微醺

    一片寂静之中,皇帝终于松开了周昭媛,转头又踩过一地狼藉,踏着碎瓷片走回了主位。

    眼见着原本低声谈笑的嫔妃们此刻都默不作声,也不敢动作,语气不耐的开口:“继续啊,都愣着干嘛?也想下去休息?”

    他一发话,其余嫔妃纷纷又拿起筷子,食不知味的夹菜,不时偷偷看向上首的二人。

    只有祁玉笙,可算有了借口,以要找太医去关照静嫔为由提前离席。

    时铄却道:“倒也不必为了孤忙前忙后,实在放心不下的话,先来跟孤共饮几杯再去不迟。”
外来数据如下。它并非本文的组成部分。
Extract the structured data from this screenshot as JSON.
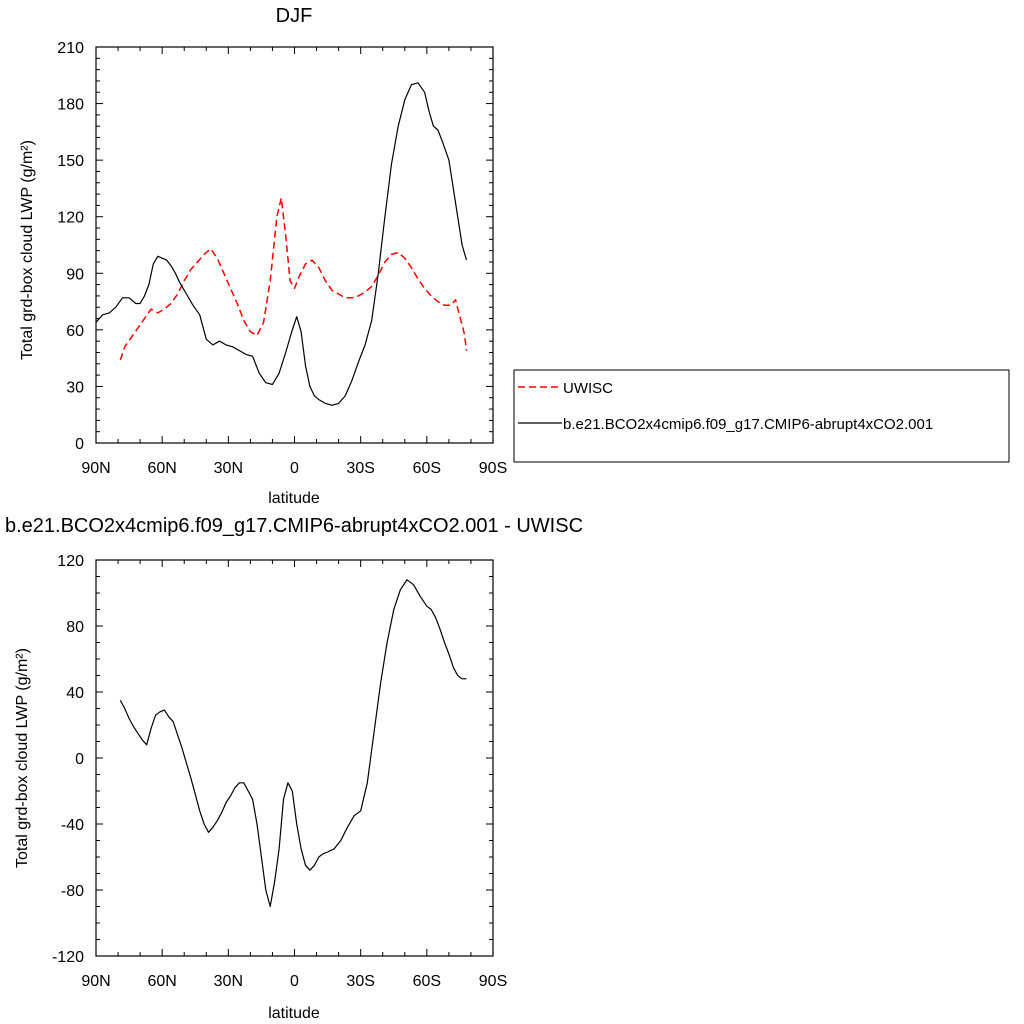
{
  "chart_data": [
    {
      "type": "line",
      "title": "DJF",
      "xlabel": "latitude",
      "ylabel": "Total grd-box cloud LWP (g/m²)",
      "ylim": [
        0,
        210
      ],
      "yticks": [
        0,
        30,
        60,
        90,
        120,
        150,
        180,
        210
      ],
      "xlim": [
        90,
        -90
      ],
      "xticks": [
        90,
        60,
        30,
        0,
        -30,
        -60,
        -90
      ],
      "xtick_labels": [
        "90N",
        "60N",
        "30N",
        "0",
        "30S",
        "60S",
        "90S"
      ],
      "legend_position": "right",
      "series": [
        {
          "name": "UWISC",
          "color": "#ff0000",
          "dash": "dashed",
          "x": [
            79,
            77,
            74,
            71,
            68,
            65,
            62,
            59,
            56,
            53,
            50,
            47,
            44,
            41,
            38,
            35,
            32,
            29,
            26,
            23,
            20,
            17,
            14,
            11,
            8,
            6,
            4,
            2,
            0,
            -2,
            -5,
            -8,
            -11,
            -14,
            -17,
            -20,
            -23,
            -26,
            -29,
            -32,
            -35,
            -38,
            -41,
            -44,
            -47,
            -50,
            -53,
            -56,
            -59,
            -62,
            -65,
            -68,
            -71,
            -73,
            -75,
            -77,
            -78
          ],
          "y": [
            44,
            51,
            56,
            61,
            66,
            71,
            69,
            71,
            74,
            79,
            86,
            92,
            96,
            100,
            103,
            98,
            90,
            82,
            74,
            65,
            59,
            57,
            64,
            86,
            120,
            130,
            110,
            86,
            82,
            88,
            95,
            97,
            93,
            86,
            81,
            79,
            77,
            77,
            78,
            80,
            83,
            89,
            96,
            100,
            101,
            98,
            93,
            87,
            82,
            78,
            75,
            73,
            73,
            76,
            67,
            58,
            49
          ]
        },
        {
          "name": "b.e21.BCO2x4cmip6.f09_g17.CMIP6-abrupt4xCO2.001",
          "color": "#000000",
          "dash": "solid",
          "x": [
            90,
            87,
            84,
            81,
            78,
            75,
            72,
            70,
            68,
            66,
            64,
            62,
            60,
            58,
            56,
            54,
            52,
            49,
            46,
            43,
            40,
            37,
            34,
            31,
            28,
            25,
            22,
            19,
            16,
            13,
            10,
            7,
            4,
            1,
            -1,
            -3,
            -5,
            -7,
            -9,
            -11,
            -14,
            -17,
            -20,
            -23,
            -26,
            -29,
            -32,
            -35,
            -38,
            -41,
            -44,
            -47,
            -50,
            -53,
            -56,
            -59,
            -61,
            -63,
            -65,
            -67,
            -70,
            -72,
            -74,
            -76,
            -78
          ],
          "y": [
            64,
            68,
            69,
            72,
            77,
            77,
            74,
            74,
            78,
            84,
            95,
            99,
            98,
            97,
            94,
            90,
            85,
            79,
            73,
            68,
            55,
            52,
            54,
            52,
            51,
            49,
            47,
            46,
            37,
            32,
            31,
            37,
            48,
            60,
            67,
            59,
            41,
            30,
            25,
            23,
            21,
            20,
            21,
            25,
            33,
            43,
            52,
            65,
            90,
            120,
            148,
            168,
            182,
            190,
            191,
            186,
            176,
            168,
            166,
            160,
            150,
            135,
            120,
            105,
            97
          ]
        }
      ]
    },
    {
      "type": "line",
      "title": "b.e21.BCO2x4cmip6.f09_g17.CMIP6-abrupt4xCO2.001 - UWISC",
      "xlabel": "latitude",
      "ylabel": "Total grd-box cloud LWP (g/m²)",
      "ylim": [
        -120,
        120
      ],
      "yticks": [
        -120,
        -80,
        -40,
        0,
        40,
        80,
        120
      ],
      "xlim": [
        90,
        -90
      ],
      "xticks": [
        90,
        60,
        30,
        0,
        -30,
        -60,
        -90
      ],
      "xtick_labels": [
        "90N",
        "60N",
        "30N",
        "0",
        "30S",
        "60S",
        "90S"
      ],
      "series": [
        {
          "name": "",
          "color": "#000000",
          "dash": "solid",
          "x": [
            79,
            77,
            75,
            73,
            71,
            69,
            67,
            65,
            63,
            61,
            59,
            57,
            55,
            53,
            51,
            49,
            47,
            45,
            43,
            41,
            39,
            37,
            35,
            33,
            31,
            29,
            27,
            25,
            23,
            21,
            19,
            17,
            15,
            13,
            11,
            9,
            7,
            5,
            3,
            1,
            -1,
            -3,
            -5,
            -7,
            -9,
            -11,
            -13,
            -15,
            -18,
            -21,
            -24,
            -27,
            -30,
            -33,
            -36,
            -39,
            -42,
            -45,
            -48,
            -51,
            -54,
            -57,
            -60,
            -62,
            -64,
            -66,
            -68,
            -70,
            -72,
            -74,
            -76,
            -78
          ],
          "y": [
            35,
            30,
            24,
            19,
            15,
            11,
            8,
            18,
            26,
            28,
            29,
            25,
            22,
            14,
            6,
            -3,
            -12,
            -22,
            -32,
            -40,
            -45,
            -42,
            -38,
            -33,
            -27,
            -23,
            -18,
            -15,
            -15,
            -20,
            -25,
            -40,
            -60,
            -80,
            -90,
            -75,
            -55,
            -25,
            -15,
            -20,
            -40,
            -55,
            -65,
            -68,
            -65,
            -60,
            -58,
            -57,
            -55,
            -50,
            -42,
            -35,
            -32,
            -15,
            15,
            45,
            70,
            90,
            102,
            108,
            105,
            98,
            92,
            90,
            85,
            78,
            70,
            63,
            55,
            50,
            48,
            48
          ]
        }
      ]
    }
  ]
}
    祁玉笙没立刻回应,只给了身边的女官一个眼神,那女官点了点头,示意酒水没有问题。

    她这才施施然上前谢恩,接过酒杯一饮而尽。

    入喉清甜,所以她在时铄的注视下,将这一壶都喝尽了,这才成功脱身。

    时铄看着她的背影咋舌。

    真没想到,一个平女子,酒量竟然这样好。

    不过,他也没指望着一壶酒就当真能让她人事不知,只觉着这次没有提前准备,着实是可惜了。

    下一次,下一次他可不会再错过了。

    离开宴会,远离了人群,祁玉笙长舒一口气。

    宫里妃嫔人数众多,周昭媛住在哪宫她没印象,刚要开口问身边的女官,突然听到身后传来脚步声。

    轻而稳,是习武之人的脚步。

    宫内侍卫从来都是结伴巡逻的……

    她转头,不出所料看到了炎问寒。

    他一身便衣,就如同先前在宫外遇见那次,只要擦去了满手的血,活脱脱就是位浊世佳公子。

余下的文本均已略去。